Missing Pages in the Story of the World

It’s a strange feeling, if you stop to think about it, knowing that you’re going to wake up in the future.

A million billion things will have happened while you passed the time horizontal, mind cryogenically frozen by the combination of dopamine and exhaustion, dreamily oblivious to the dramas and comedies passing by in the world at large.

It’s almost as if every time you go to sleep you’re missing a big part of the plot in the greatest story ever written, and though you can catch up with the plotline later, it’s not the same experiencing it on the Today show the next morning.

It’s like those US citizens who were in comas during 9/11. The world they woke up to was a drastically changed planet, and though they heard about what happened, because they weren’t conscious during the event itself, they don’t have that shared history and will forever be just a step out of sync with the rest of the post-9/11 world.

I get that feeling every time I go to sleep; wondering what plot twists I’m sacrificing for my nightly dose of Z’s.

Skipping a Chapter

I’m on a flight between Los Angeles and Melbourne, Australia.

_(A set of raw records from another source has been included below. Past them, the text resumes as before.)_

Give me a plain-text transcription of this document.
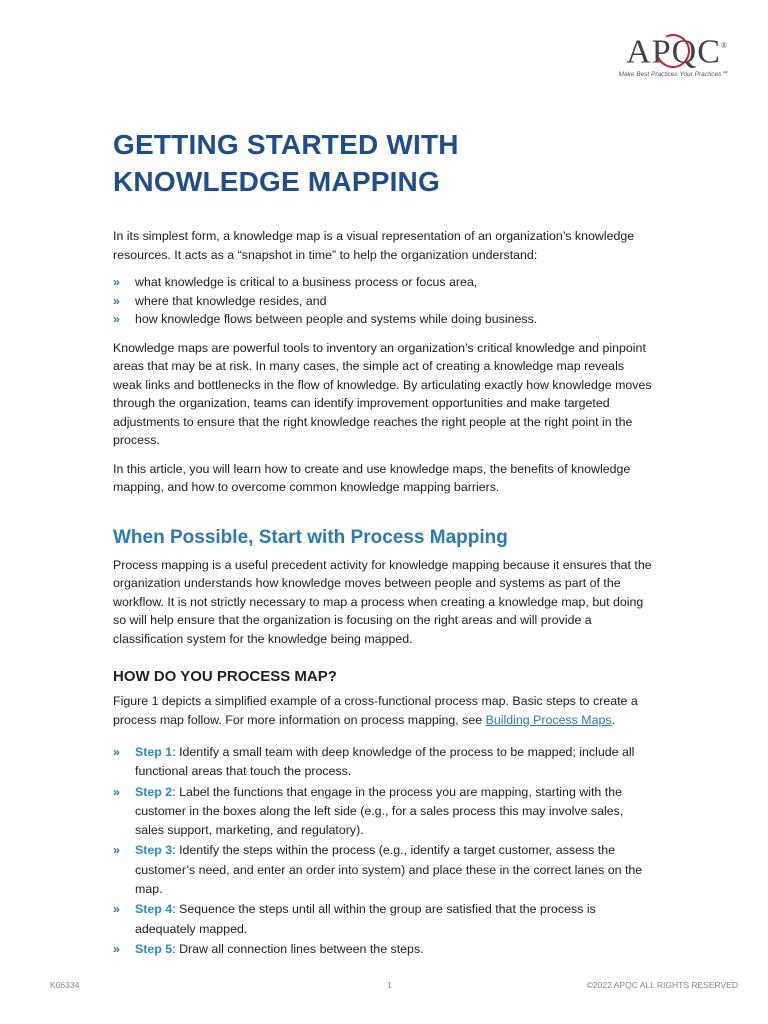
APQC®
Make Best Practices Your Practices℠
GETTING STARTED WITH KNOWLEDGE MAPPING

In its simplest form, a knowledge map is a visual representation of an organization’s knowledge resources. It acts as a “snapshot in time” to help the organization understand:

» what knowledge is critical to a business process or focus area,
» where that knowledge resides, and
» how knowledge flows between people and systems while doing business.

Knowledge maps are powerful tools to inventory an organization’s critical knowledge and pinpoint areas that may be at risk. In many cases, the simple act of creating a knowledge map reveals weak links and bottlenecks in the flow of knowledge. By articulating exactly how knowledge moves through the organization, teams can identify improvement opportunities and make targeted adjustments to ensure that the right knowledge reaches the right people at the right point in the process.

In this article, you will learn how to create and use knowledge maps, the benefits of knowledge mapping, and how to overcome common knowledge mapping barriers.

When Possible, Start with Process Mapping

Process mapping is a useful precedent activity for knowledge mapping because it ensures that the organization understands how knowledge moves between people and systems as part of the workflow. It is not strictly necessary to map a process when creating a knowledge map, but doing so will help ensure that the organization is focusing on the right areas and will provide a classification system for the knowledge being mapped.

HOW DO YOU PROCESS MAP?

Figure 1 depicts a simplified example of a cross-functional process map. Basic steps to create a process map follow. For more information on process mapping, see Building Process Maps.

» Step 1: Identify a small team with deep knowledge of the process to be mapped; include all functional areas that touch the process.
» Step 2: Label the functions that engage in the process you are mapping, starting with the customer in the boxes along the left side (e.g., for a sales process this may involve sales, sales support, marketing, and regulatory).
» Step 3: Identify the steps within the process (e.g., identify a target customer, assess the customer’s need, and enter an order into system) and place these in the correct lanes on the map.
» Step 4: Sequence the steps until all within the group are satisfied that the process is adequately mapped.
» Step 5: Draw all connection lines between the steps.
K06334	1	©2022 APQC ALL RIGHTS RESERVED
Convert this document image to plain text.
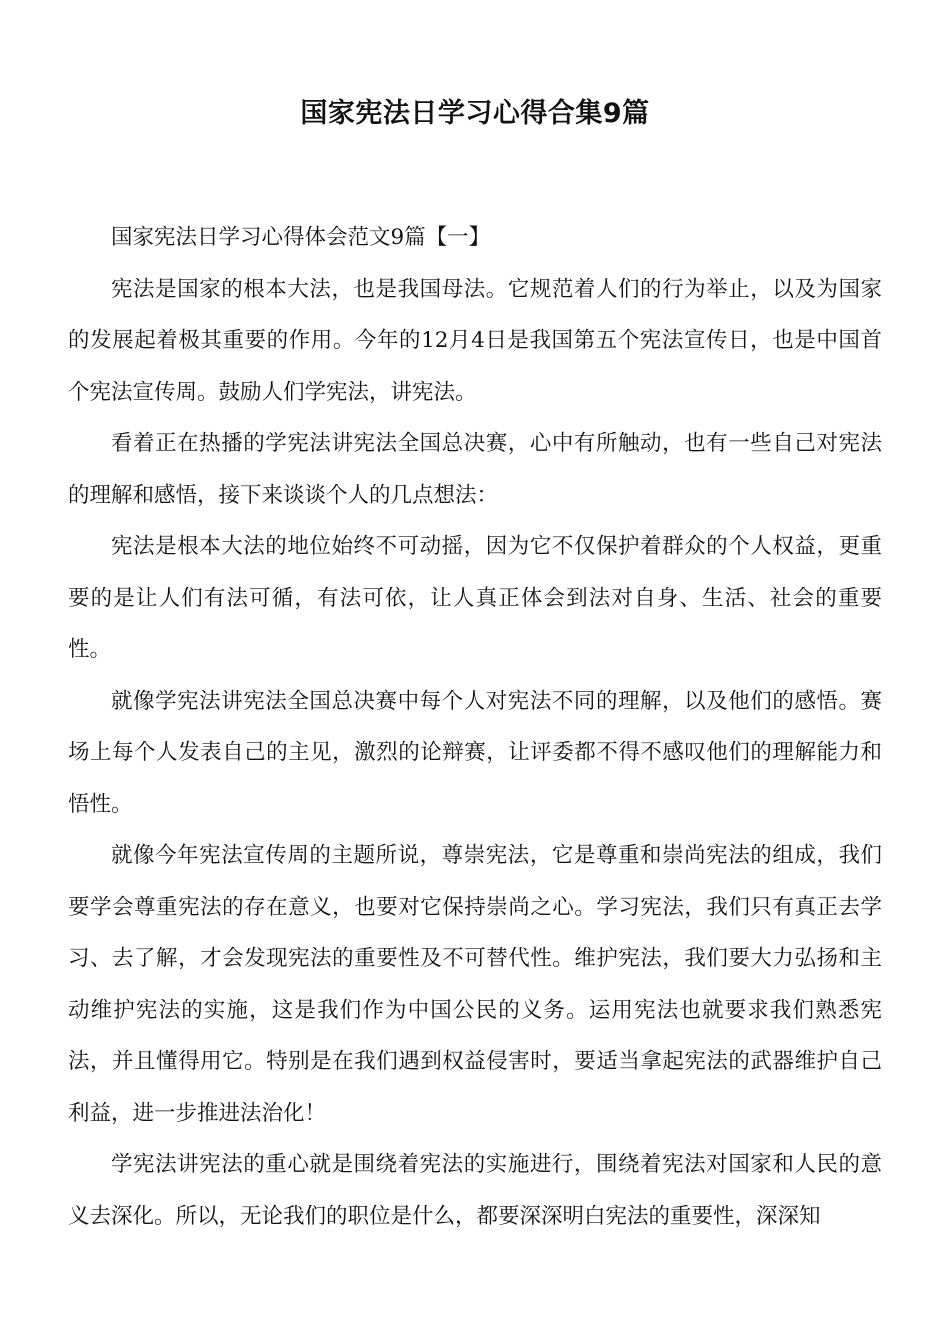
国家宪法日学习心得合集9篇

国家宪法日学习心得体会范文9篇【一】

宪法是国家的根本大法，也是我国母法。它规范着人们的行为举止，以及为国家的发展起着极其重要的作用。今年的12月4日是我国第五个宪法宣传日，也是中国首个宪法宣传周。鼓励人们学宪法，讲宪法。

看着正在热播的学宪法讲宪法全国总决赛，心中有所触动，也有一些自己对宪法的理解和感悟，接下来谈谈个人的几点想法：

宪法是根本大法的地位始终不可动摇，因为它不仅保护着群众的个人权益，更重要的是让人们有法可循，有法可依，让人真正体会到法对自身、生活、社会的重要性。

就像学宪法讲宪法全国总决赛中每个人对宪法不同的理解，以及他们的感悟。赛场上每个人发表自己的主见，激烈的论辩赛，让评委都不得不感叹他们的理解能力和悟性。

就像今年宪法宣传周的主题所说，尊崇宪法，它是尊重和崇尚宪法的组成，我们要学会尊重宪法的存在意义，也要对它保持崇尚之心。学习宪法，我们只有真正去学习、去了解，才会发现宪法的重要性及不可替代性。维护宪法，我们要大力弘扬和主动维护宪法的实施，这是我们作为中国公民的义务。运用宪法也就要求我们熟悉宪法，并且懂得用它。特别是在我们遇到权益侵害时，要适当拿起宪法的武器维护自己利益，进一步推进法治化！

学宪法讲宪法的重心就是围绕着宪法的实施进行，围绕着宪法对国家和人民的意义去深化。所以，无论我们的职位是什么，都要深深明白宪法的重要性，深深知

That feeling I just talked about? I’ve got it, but times 100. The lights in the plane have been extinguished, my fellow passengers have become darkness-enshrouded lumps up and down the aisles, like terra-cotta soldiers waiting for their chance to fight (or in this case, watch more in-flight movies).

I know that just as soon as I join their ranks I’ll wake up, moderately refreshed, contact lenses a bit dry, mere hours away from a continent I’ve never set foot on. The people there will speak my language, but the culture will be different, the customs will be unfamiliar and I’ll be in a strange place again after several weeks of familiarity, visiting with friends, family and clients in the US.

There’s an anticipation, of course, but there’s also a certain hesitation that I haven’t felt since I started the Exile Lifestyle project. It’s not that I’m regretting leaving, or even dreading my time in Oceania (the opposite, actually).

No, what I’m really missing is the transition. Getting to see how it all comes together. As a big-picture person, I like to know how all the moving pieces work, what goes on behind the scenes and how everything got to be the way it is.

I like to know the whole story, bar-none. Otherwise I drive myself crazy trying to fill in all the missing pieces.

This is part of why I prefer buses, trains, or cars to planes when going someplace new. I get to watch the geography, people and climate change as I pass through space. Not so on a plane. On a plane I get to watch Ben Hur and select music videos.

Looking Back from the Future

I imagine it’s something like traveling into the future. I’m pretty sure that the first thing I would request after stepping out of a time machine would be a detailed history of what happened in the time between where I came from and where I ended up. It seems like in stories where this kind of thing takes place, it’s what the protagonist doesn’t know about what happened in that interim that gets them into trouble, and frankly that’s just not a risk I’m willing to take.

So as I sit here drifting, ruminating about consciousness as I lose mine, I can’t help but wonder over the fact that there are so many people who live in the present but still know nothing about how their present came to be.

I’m not talking about Mesopotamia or the Ancient Greeks or anything like that, I’m talking about even their own personal history. How does a person change over time? What choices have led to what results? If you could change anything about your past, would you, and what would it be?

What will you do differently in the future? And will you be conscious of the consequences?

Goodnight. I’ll see you in the future.

Update: December 11, 2016

Oh wow, I still think about that all the time: how I would absolutely want a detailed history of what happened between when I hopped in the time machine, and where I landed.

Why don’t they work that into time travel plots? Seemed like a natural first-step, to me. Go to the damn library, or access the internet (or future-equivalent) and figure out what’s what. C’mon people. It’d be interesting, not just useful. And if that’s not interesting to you, you probably shouldn’t have stepped into the time machine to begin with.